En ajoutant son nom au bas d’un nouvel accord (juillet 2005) sur la réduction des gaz à effet de serre, l’Inde s’est-elle laissé tripoter par les mains pas très propres des Etats-Unis ? Dans le nouveau « Partenariat Asie-Pacifique pour un développement propre et la lutte contre le changement climatique », on trouve l’Inde, la Chine, la Corée du Sud, le Japon (qui ont tous signé le Protocole de Kyoto) et aussi les Etats-Unis et l’Australie (qui l’ont rejeté). Cet accord qualifié de local permettrait, nous dit-on, de « faire des choses ensemble » pour éviter le pire en matière de catastrophe climatique.

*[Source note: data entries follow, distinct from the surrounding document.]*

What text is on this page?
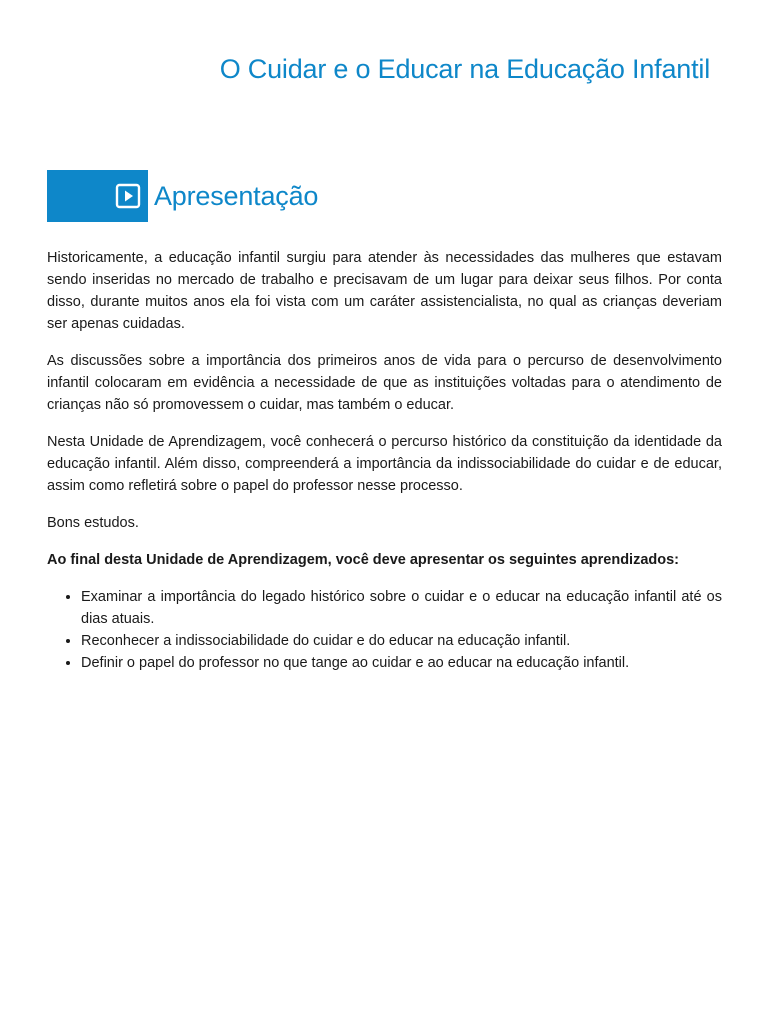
O Cuidar e o Educar na Educação Infantil
Apresentação

Historicamente, a educação infantil surgiu para atender às necessidades das mulheres que estavam sendo inseridas no mercado de trabalho e precisavam de um lugar para deixar seus filhos. Por conta disso, durante muitos anos ela foi vista com um caráter assistencialista, no qual as crianças deveriam ser apenas cuidadas.

As discussões sobre a importância dos primeiros anos de vida para o percurso de desenvolvimento infantil colocaram em evidência a necessidade de que as instituições voltadas para o atendimento de crianças não só promovessem o cuidar, mas também o educar.

Nesta Unidade de Aprendizagem, você conhecerá o percurso histórico da constituição da identidade da educação infantil. Além disso, compreenderá a importância da indissociabilidade do cuidar e de educar, assim como refletirá sobre o papel do professor nesse processo.

Bons estudos.

Ao final desta Unidade de Aprendizagem, você deve apresentar os seguintes aprendizados:

• Examinar a importância do legado histórico sobre o cuidar e o educar na educação infantil até os dias atuais.
• Reconhecer a indissociabilidade do cuidar e do educar na educação infantil.
• Definir o papel do professor no que tange ao cuidar e ao educar na educação infantil.
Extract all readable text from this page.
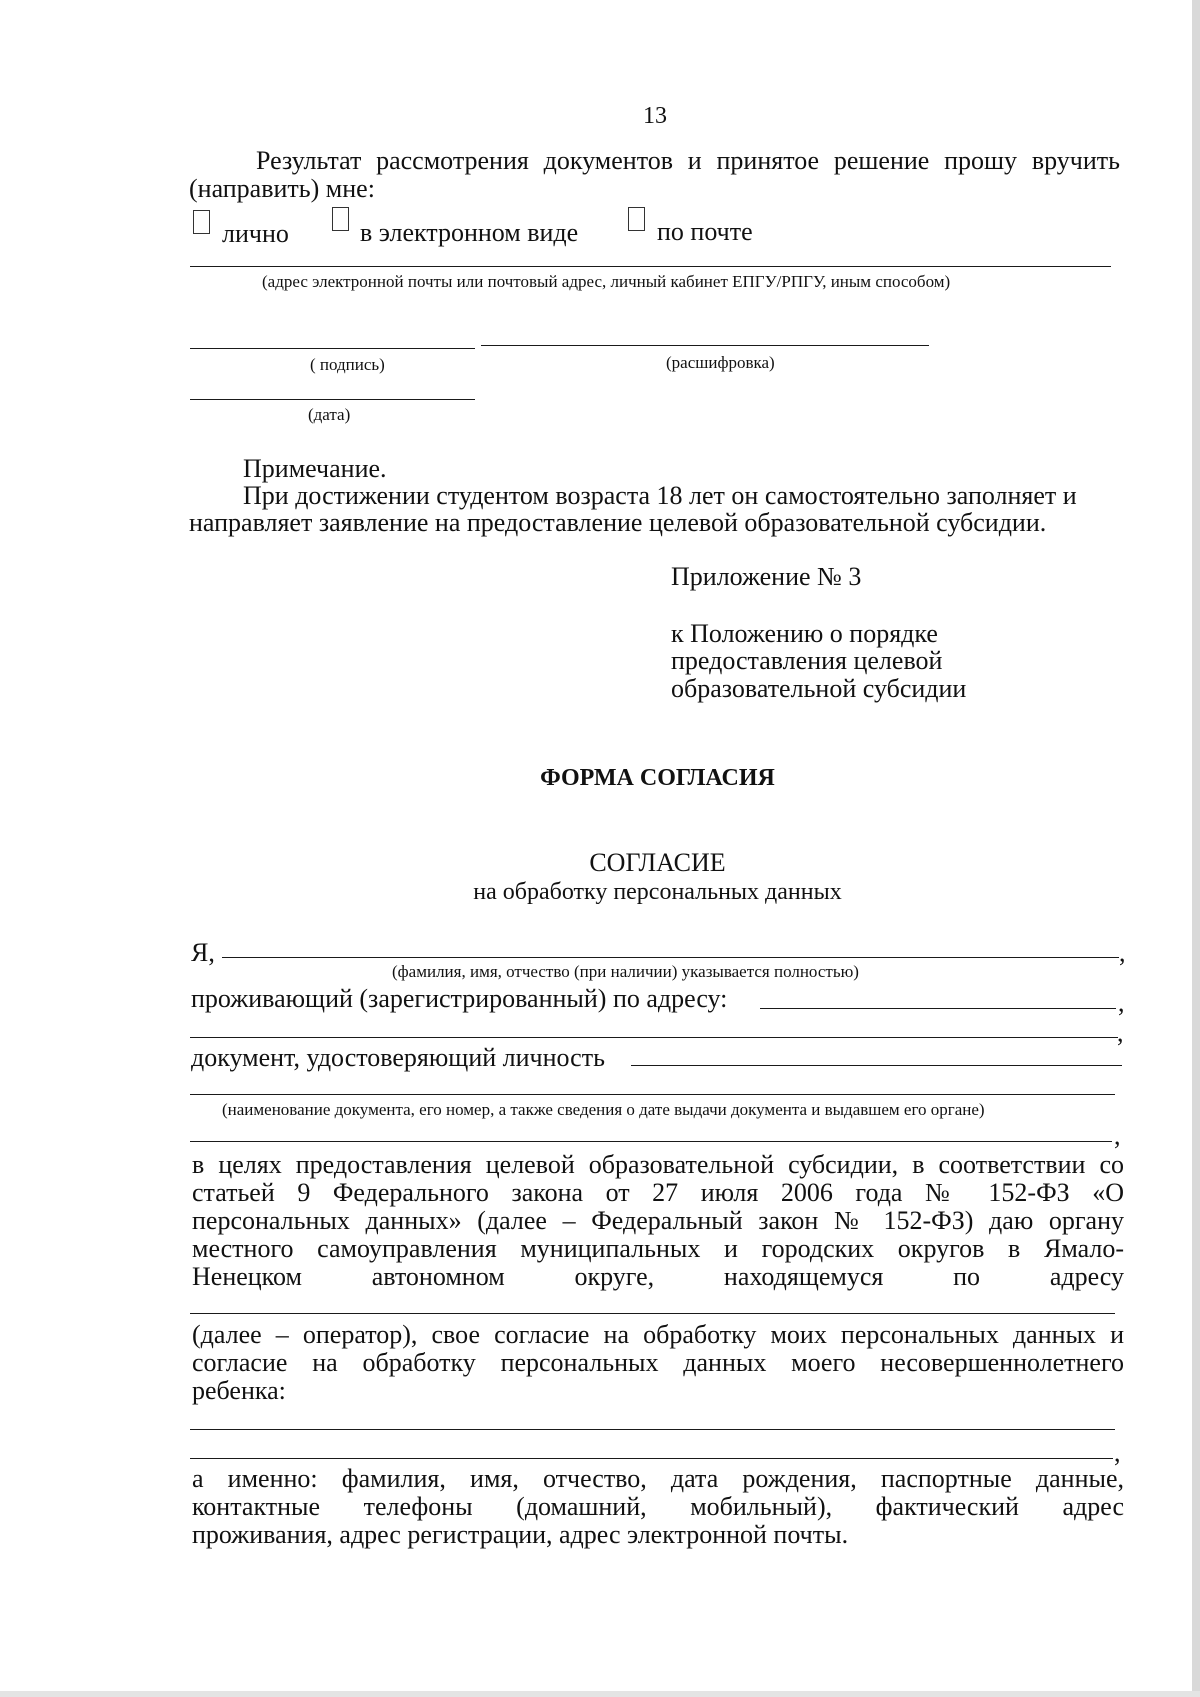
13
Результат рассмотрения документов и принятое решение прошу вручить
(направить) мне:
лично	в электронном виде	по почте
(адрес электронной почты или почтовый адрес, личный кабинет ЕПГУ/РПГУ, иным способом)
( подпись)	(расшифровка)
(дата)
Примечание.
При достижении студентом возраста 18 лет он самостоятельно заполняет и
направляет заявление на предоставление целевой образовательной субсидии.
Приложение № 3
к Положению о порядке
предоставления целевой
образовательной субсидии
ФОРМА СОГЛАСИЯ
СОГЛАСИЕ
на обработку персональных данных
Я,	,
(фамилия, имя, отчество (при наличии) указывается полностью)
проживающий (зарегистрированный) по адресу:	,
,
документ, удостоверяющий личность
(наименование документа, его номер, а также сведения о дате выдачи документа и выдавшем его органе)
,
в целях предоставления целевой образовательной субсидии, в соответствии со
статьей 9 Федерального закона от 27 июля 2006 года № 152-ФЗ «О
персональных данных» (далее – Федеральный закон № 152-ФЗ) даю органу
местного самоуправления муниципальных и городских округов в Ямало-
Ненецком автономном округе, находящемуся по адресу
(далее – оператор), свое согласие на обработку моих персональных данных и
согласие на обработку персональных данных моего несовершеннолетнего
ребенка:
,
а именно: фамилия, имя, отчество, дата рождения, паспортные данные,
контактные телефоны (домашний, мобильный), фактический адрес
проживания, адрес регистрации, адрес электронной почты.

A première vue, tout cela paraît bien gentil, mais... Les Etats-Unis et l’Australie ont refusé d’adhérer au Protocole de Kyoto parce qu’il prévoyait pour eux et les autres pays développés des objectifs contraignants pour la réduction des émissions de gaz à effet de serre, parce que cette mesure ne s’impose pas à la Chine, l’Inde ou la Corée du Sud. On était d’accord là-dessus : pour assurer leur développement légitime, les pays émergents ont besoin d’espace économique et écologique. Les Etats-Unis et l’Australie, qui ont fait bande à part, cherchent maintenant à conclure des arrangements bilatéraux qu’ils présentent comme bien plus efficaces que le Protocole de Kyoto. Dans leur façon de concevoir la coopération internationale, ils ne se départissent jamais du sens des affaires, de l’égoïsme bien compris.

Cette attitude n’est pas nouvelle. En matière de négociations, les Etats-Unis ont de la pratique. Pour commencer, ils mènent de l’intérieur un travail de sape à l’encontre du projet de convention en cherchant à édulcorer toutes ses clauses essentielles. A l’étape suivante, une fois que le texte est bourré de points faibles (ce qui est voulu par les négociateurs) et émasculé (par qui vous savez), la délégation américaine claque la porte. Dans un troisième temps, on procède à l’enterrement du processus multilatéral en proposant de nouveaux arrangements fondés non plus sur des principes universels de justice et d’équité mais sur des intérêts mutuels bien compris.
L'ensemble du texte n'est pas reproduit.